Wednesday, August 9, 2017
Holistic Health
Through my own use of silence, silent meditation and contemplation, I have realized that for my own clarity of understanding I need to view the approach of my neurologist through the lense of compassion, understanding and love. If I do that I realize that he is viewing my situation through the eyes of logic, knowledge and reasoning, the way he was taught. In my case I have been using various techniques like, unconditional love, visualization and meditation for years with my disability (cerebellar degeneration) so simple reasoning is not enough. Logic, knowledge and reasoning are wonderful, but also limited in their scope. In the words of Seeger "To understand better the value of silence in daily life, and its relation to this spiritual transformation for which we yearn, it is useful first to consider the limitation of language, of words....It is next useful to contemplate the limitations of logical reasoning." The techniques I have been using have transformed me in a way which is not encompassed by reason.
Tuesday, August 8, 2017
Discernment
As I have mentioned I am an exceptional case in that I have not followed the typical prognosis for my condition and, for that reason, I present a challenge to conventional beliefs. I recently went to a new neurologist who was puzzled and a bit defensive about my situation, calling for more testing and referring me to another physician for consultation. His position is understandable, given the complexity of my situation. My role is to integrate and understand his point of view, deciding on the best course of action. I have to discern the best course of action for myself, a difficult task, and one that requires meditation, contemplation and clarity. "To undertake to live a discerned life, to endeavor daily to be attuned to authentic movements of the Spirit leading us into greater fullness of life, is a strenuous undertaking." (Loring)
Monday, August 7, 2017
Exception 2
As I commented a little less than a month ago, I am an "exception", physically, in that my present condition does not match my expected prognosis. I went to a new (for me) neurologist today who performed a variety of tests on my reflexes, strength, relaxation ability and muscular motor ability.
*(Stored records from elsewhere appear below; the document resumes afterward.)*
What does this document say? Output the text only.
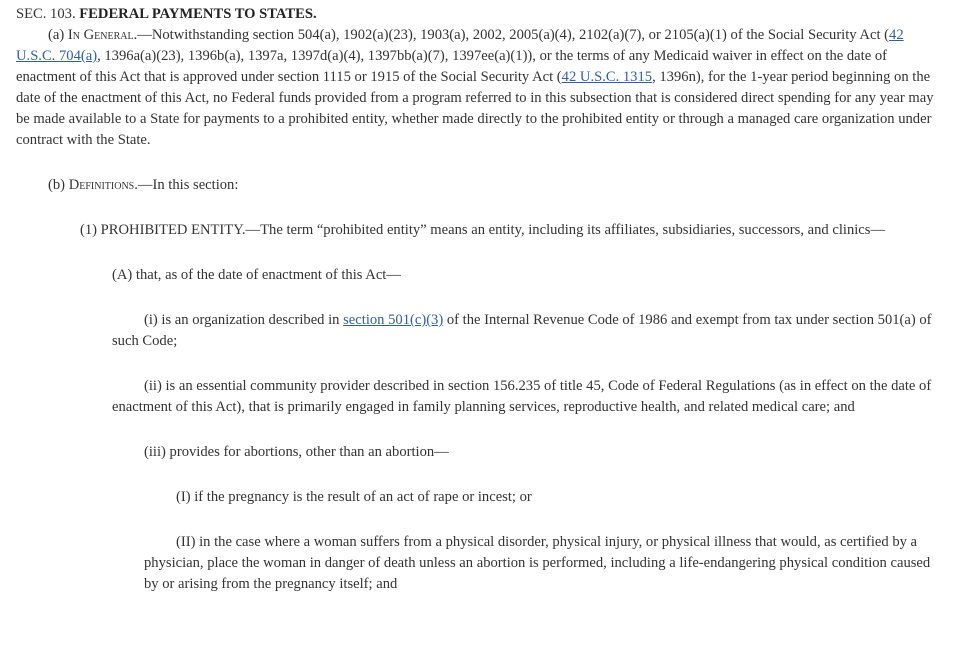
SEC. 103. FEDERAL PAYMENTS TO STATES.

(a) In General.—Notwithstanding section 504(a), 1902(a)(23), 1903(a), 2002, 2005(a)(4), 2102(a)(7), or 2105(a)(1) of the Social Security Act (42 U.S.C. 704(a), 1396a(a)(23), 1396b(a), 1397a, 1397d(a)(4), 1397bb(a)(7), 1397ee(a)(1)), or the terms of any Medicaid waiver in effect on the date of enactment of this Act that is approved under section 1115 or 1915 of the Social Security Act (42 U.S.C. 1315, 1396n), for the 1-year period beginning on the date of the enactment of this Act, no Federal funds provided from a program referred to in this subsection that is considered direct spending for any year may be made available to a State for payments to a prohibited entity, whether made directly to the prohibited entity or through a managed care organization under contract with the State.

(b) Definitions.—In this section:

(1) PROHIBITED ENTITY.—The term “prohibited entity” means an entity, including its affiliates, subsidiaries, successors, and clinics—

(A) that, as of the date of enactment of this Act—

(i) is an organization described in section 501(c)(3) of the Internal Revenue Code of 1986 and exempt from tax under section 501(a) of such Code;

(ii) is an essential community provider described in section 156.235 of title 45, Code of Federal Regulations (as in effect on the date of enactment of this Act), that is primarily engaged in family planning services, reproductive health, and related medical care; and

(iii) provides for abortions, other than an abortion—

(I) if the pregnancy is the result of an act of rape or incest; or

(II) in the case where a woman suffers from a physical disorder, physical injury, or physical illness that would, as certified by a physician, place the woman in danger of death unless an abortion is performed, including a life-endangering physical condition caused by or arising from the pregnancy itself; and
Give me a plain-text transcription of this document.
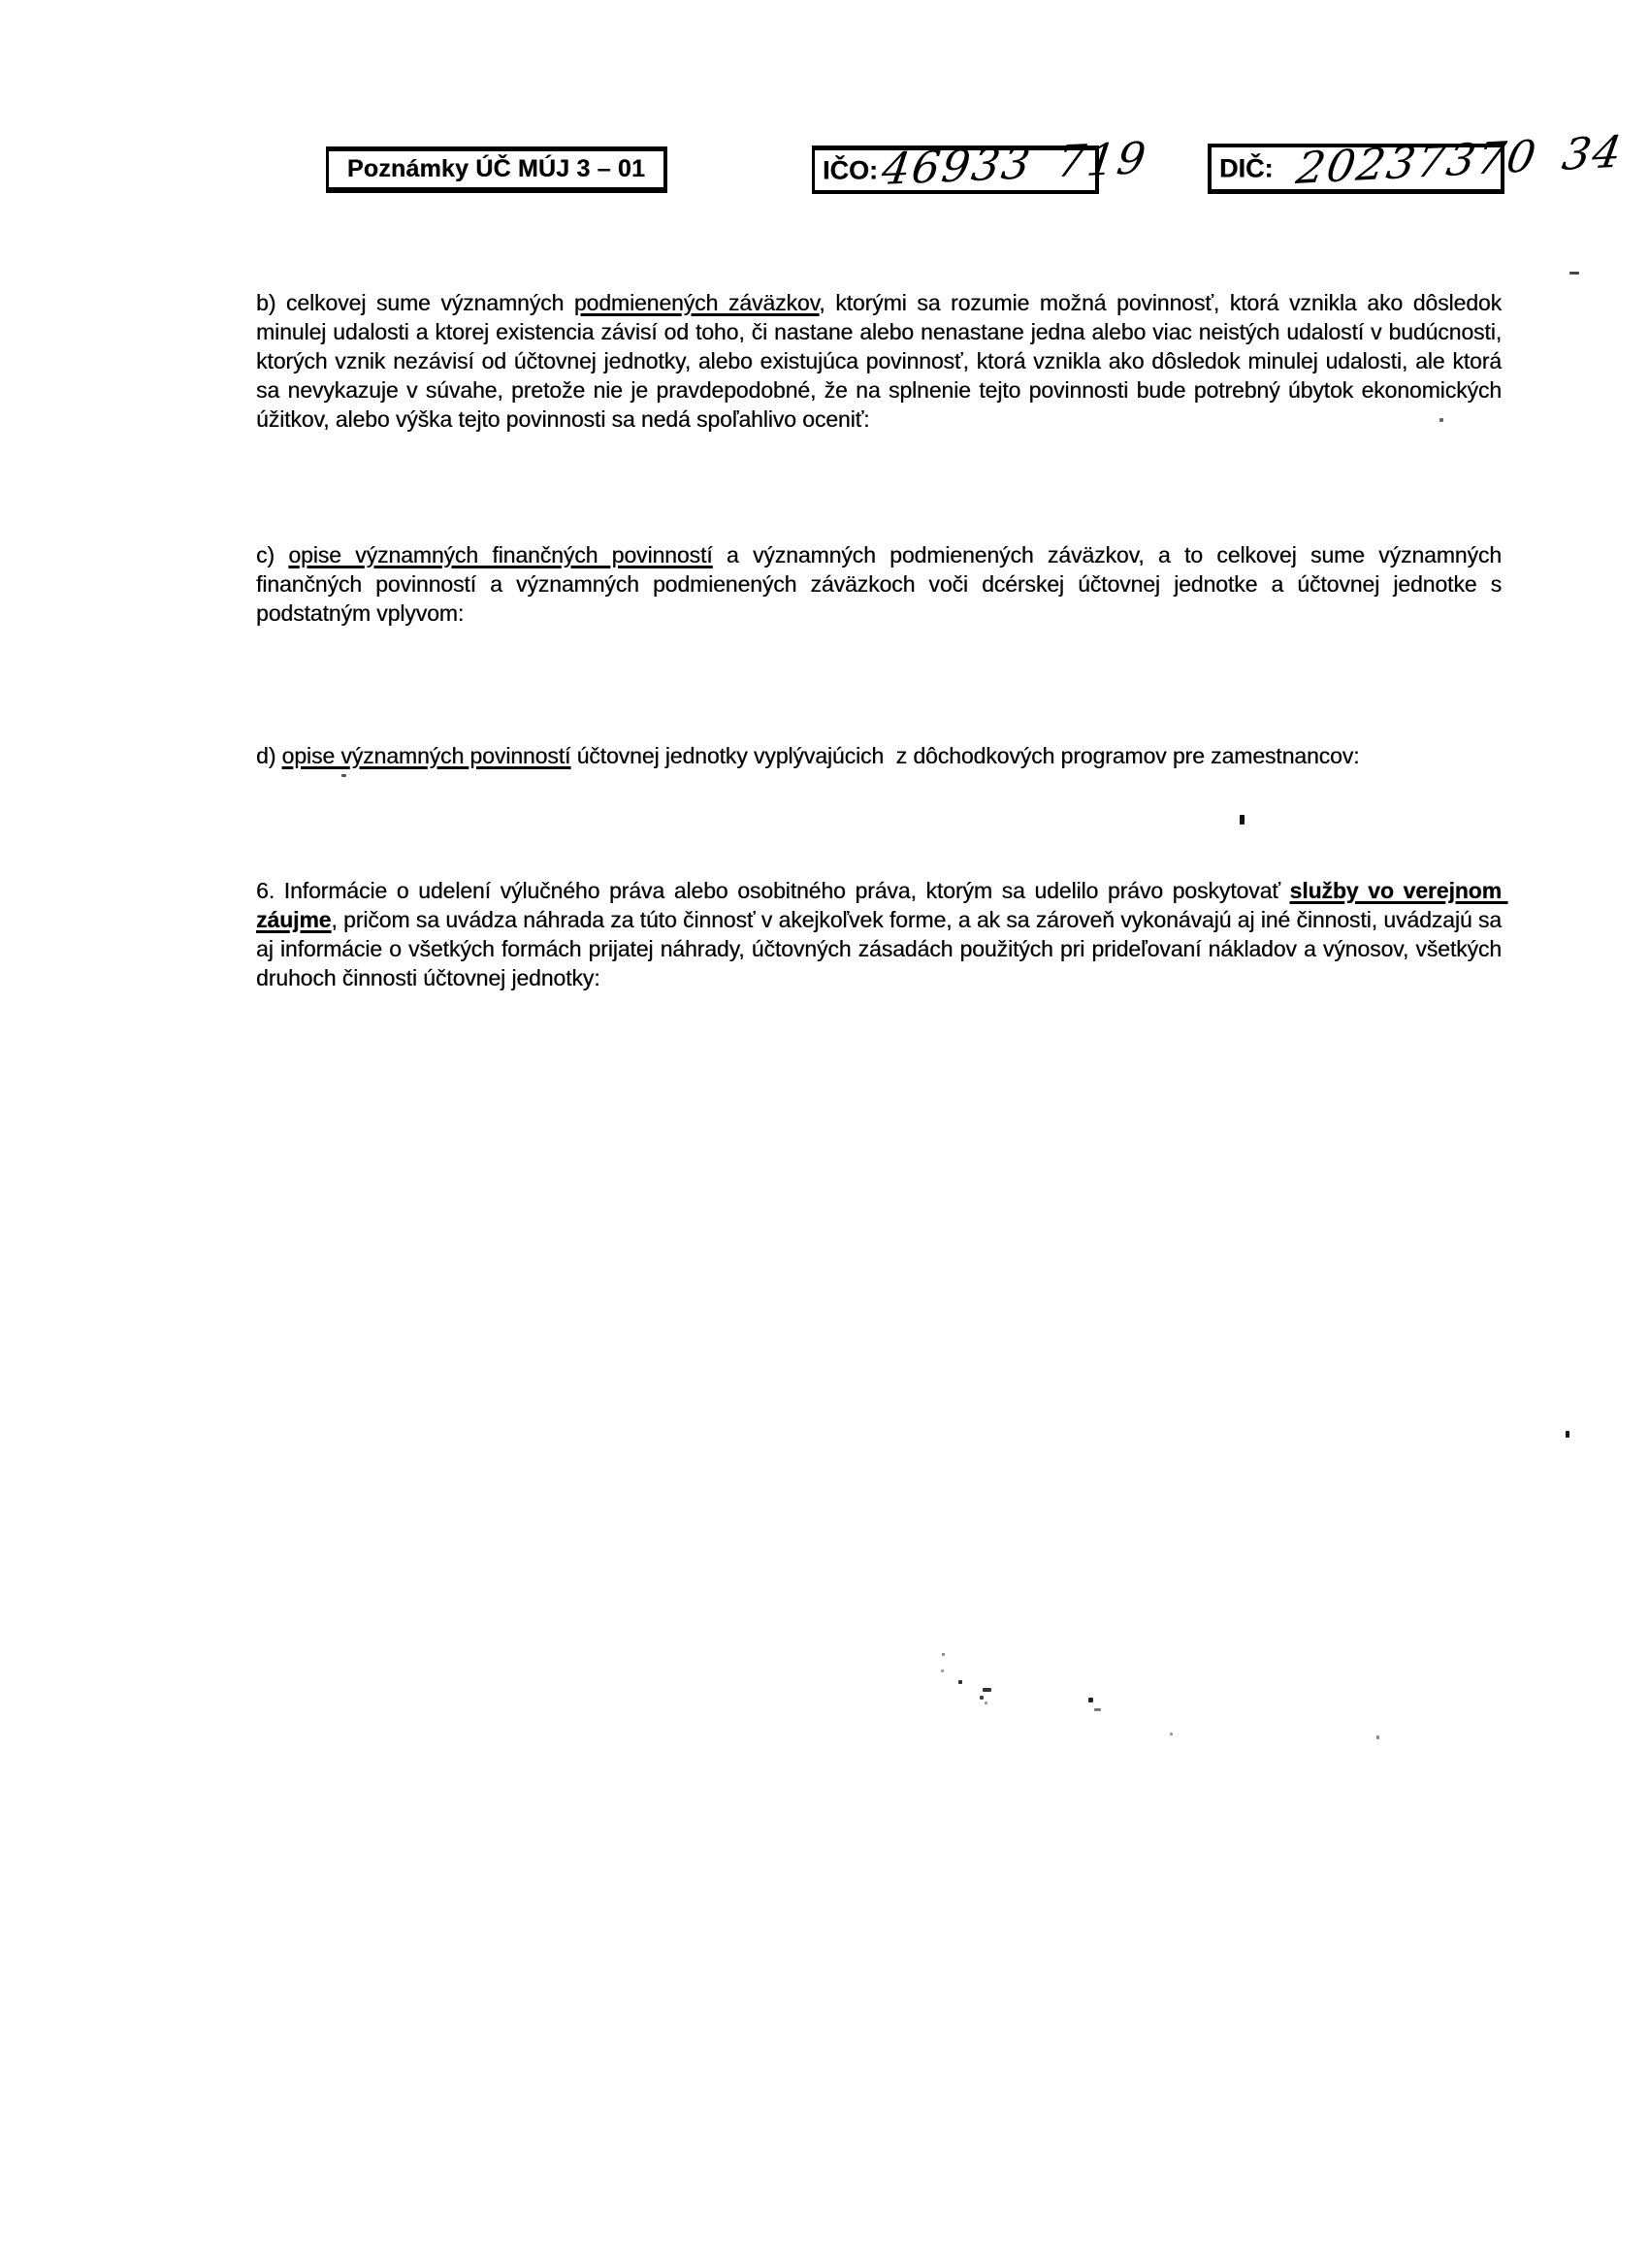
Poznámky ÚČ MÚJ 3 – 01	IČO: 46933 719	DIČ: 20237370 34

b) celkovej sume významných podmienených záväzkov, ktorými sa rozumie možná povinnosť, ktorá vznikla ako dôsledok minulej udalosti a ktorej existencia závisí od toho, či nastane alebo nenastane jedna alebo viac neistých udalostí v budúcnosti, ktorých vznik nezávisí od účtovnej jednotky, alebo existujúca povinnosť, ktorá vznikla ako dôsledok minulej udalosti, ale ktorá sa nevykazuje v súvahe, pretože nie je pravdepodobné, že na splnenie tejto povinnosti bude potrebný úbytok ekonomických úžitkov, alebo výška tejto povinnosti sa nedá spoľahlivo oceniť:

c) opise významných finančných povinností a významných podmienených záväzkov, a to celkovej sume významných finančných povinností a významných podmienených záväzkoch voči dcérskej účtovnej jednotke a účtovnej jednotke s podstatným vplyvom:

d) opise významných povinností účtovnej jednotky vyplývajúcich  z dôchodkových programov pre zamestnancov:

6. Informácie o udelení výlučného práva alebo osobitného práva, ktorým sa udelilo právo poskytovať služby vo verejnom záujme, pričom sa uvádza náhrada za túto činnosť v akejkoľvek forme, a ak sa zároveň vykonávajú aj iné činnosti, uvádzajú sa aj informácie o všetkých formách prijatej náhrady, účtovných zásadách použitých pri prideľovaní nákladov a výnosov, všetkých druhoch činnosti účtovnej jednotky:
He is not sure of a diagnosis since my results do not match any specific problem so he referred me to another neurologist for consultation and wants to do further testing. I will cooperate and I would also like him to realize that the unconditional love, relaxation, exercise, meditation and other practices have a genuine, measurable impact. I would like hin to start with my condition and learn from it rather than trying to fit my condition into his current thinking. It is clear to me that practices like unconditional love, relaxation and meditation have an impact on health.